Alors, pourquoi est-il important d’écrire des plans d’affaires/financiers et que devraient-ils englober ? – Un plan d’affaires est créé pour prédire les événements futurs et leurs effets sur l’entreprise, afin que la société puisse mieux s’adapter aux conditions de l’environnement. Il définit les objectifs commerciaux et les moyens de les atteindre, et plus nous prédisons les événements futurs et les solutions aux problèmes futurs, plus nos chances d’atteindre les objectifs fixés sont grandes.
Une des parties les plus importantes d’un plan d’affaires est la partie financière, car elle montre la situation financière actuelle de l’entreprise et projette sa performance financière future. L’objectif du plan financier est de montrer comment l’entreprise prévoit de générer des revenus, de couvrir les coûts, d’investir des fonds, de gérer les flux de trésorerie et de maintenir la stabilité financière. Cependant, dans la création de plans financiers et de projections commerciales, souvent seule une projection du compte de résultat pour les périodes futures est faite, ce qui n’est pas suffisant – souligne Krpan.
Pas de vue d’ensemble
Pourquoi cela n’est-il pas suffisant ? Parce que si une entreprise ne planifie que le compte de résultat pour les périodes futures, elle se concentre uniquement sur un aspect de l’entreprise et ne regarde pas la vue d’ensemble, c’est-à-dire le flux de trésorerie qui découle, en plus du compte de résultat, de certains éléments du bilan.

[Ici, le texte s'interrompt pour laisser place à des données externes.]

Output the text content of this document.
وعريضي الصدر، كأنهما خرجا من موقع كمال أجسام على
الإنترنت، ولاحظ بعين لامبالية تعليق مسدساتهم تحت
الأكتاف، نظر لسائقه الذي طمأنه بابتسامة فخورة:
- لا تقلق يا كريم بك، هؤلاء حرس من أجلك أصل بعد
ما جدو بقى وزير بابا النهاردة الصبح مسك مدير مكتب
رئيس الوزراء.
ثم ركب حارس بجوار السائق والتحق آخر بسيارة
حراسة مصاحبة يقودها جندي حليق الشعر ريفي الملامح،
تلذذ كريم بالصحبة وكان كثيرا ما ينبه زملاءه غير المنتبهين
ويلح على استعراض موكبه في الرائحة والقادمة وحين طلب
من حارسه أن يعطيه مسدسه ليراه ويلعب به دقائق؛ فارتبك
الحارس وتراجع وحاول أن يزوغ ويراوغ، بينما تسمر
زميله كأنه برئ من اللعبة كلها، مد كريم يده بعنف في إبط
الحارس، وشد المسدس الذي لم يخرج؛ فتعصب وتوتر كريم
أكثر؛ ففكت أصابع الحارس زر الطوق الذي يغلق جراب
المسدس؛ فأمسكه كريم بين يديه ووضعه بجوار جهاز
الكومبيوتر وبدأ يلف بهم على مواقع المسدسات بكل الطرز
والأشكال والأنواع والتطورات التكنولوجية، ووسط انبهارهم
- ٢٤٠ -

– C’est comme regarder à travers un trou de serrure et espérer voir toute la pièce. Très simplifié : si une entreprise a des revenus de 100 et des coûts de 50, son bénéfice est de 50. Mais si les revenus ne sont pas encaissés, c’est-à-dire ouverts dans les créances, alors elle n’a en fait pas de fonds, et le bénéfice n’est qu’un chiffre sur papier. Le bénéfice est une catégorie comptable déterminée par les normes comptables, tandis que le flux de trésorerie nous dit si l’entreprise a suffisamment de fonds, à quoi ils sont dépensés, d’où ils viennent, et est une combinaison de nombreux paramètres, pas seulement du compte de résultat.
Et c’est pourquoi un plan financier ‘dynamique’ devrait être élaboré, à travers un modélisation où les changements dans le compte de résultat, le bilan, les investissements prévus, les remboursements de prêts, les distributions de bénéfices, et d’autres refléteront sur le flux de trésorerie – c’est l’information ultime que vous voulez obtenir du plan d’affaires, s’il y aura suffisamment d’argent pour couvrir tout ce qui est prévu, où se trouvent les ‘gaps’ potentiels dans le flux de trésorerie, et comment les résoudre à temps – analyse Krpan, ajoutant que le plan financier, en plus du niveau prévu de revenus, de coûts et de bénéfices, doit également prendre en compte :
• Croissance prévue du volume d’affaires ; estimation des revenus et des coûts attendus
• Jours prévus pour le recouvrement des créances, la détention des stocks et le paiement des fournisseurs
• Investissements prévus dans les actifs fixes (et ensuite le calcul de l’amortissement qui impactera le bénéfice final) ou la vente potentielle d’actifs fixes
• Sources de financement des investissements dans les actifs fixes ; surtout s’il s’agit de prêts
• Remboursements des prêts existants + tous les nouveaux prêts (si prévus)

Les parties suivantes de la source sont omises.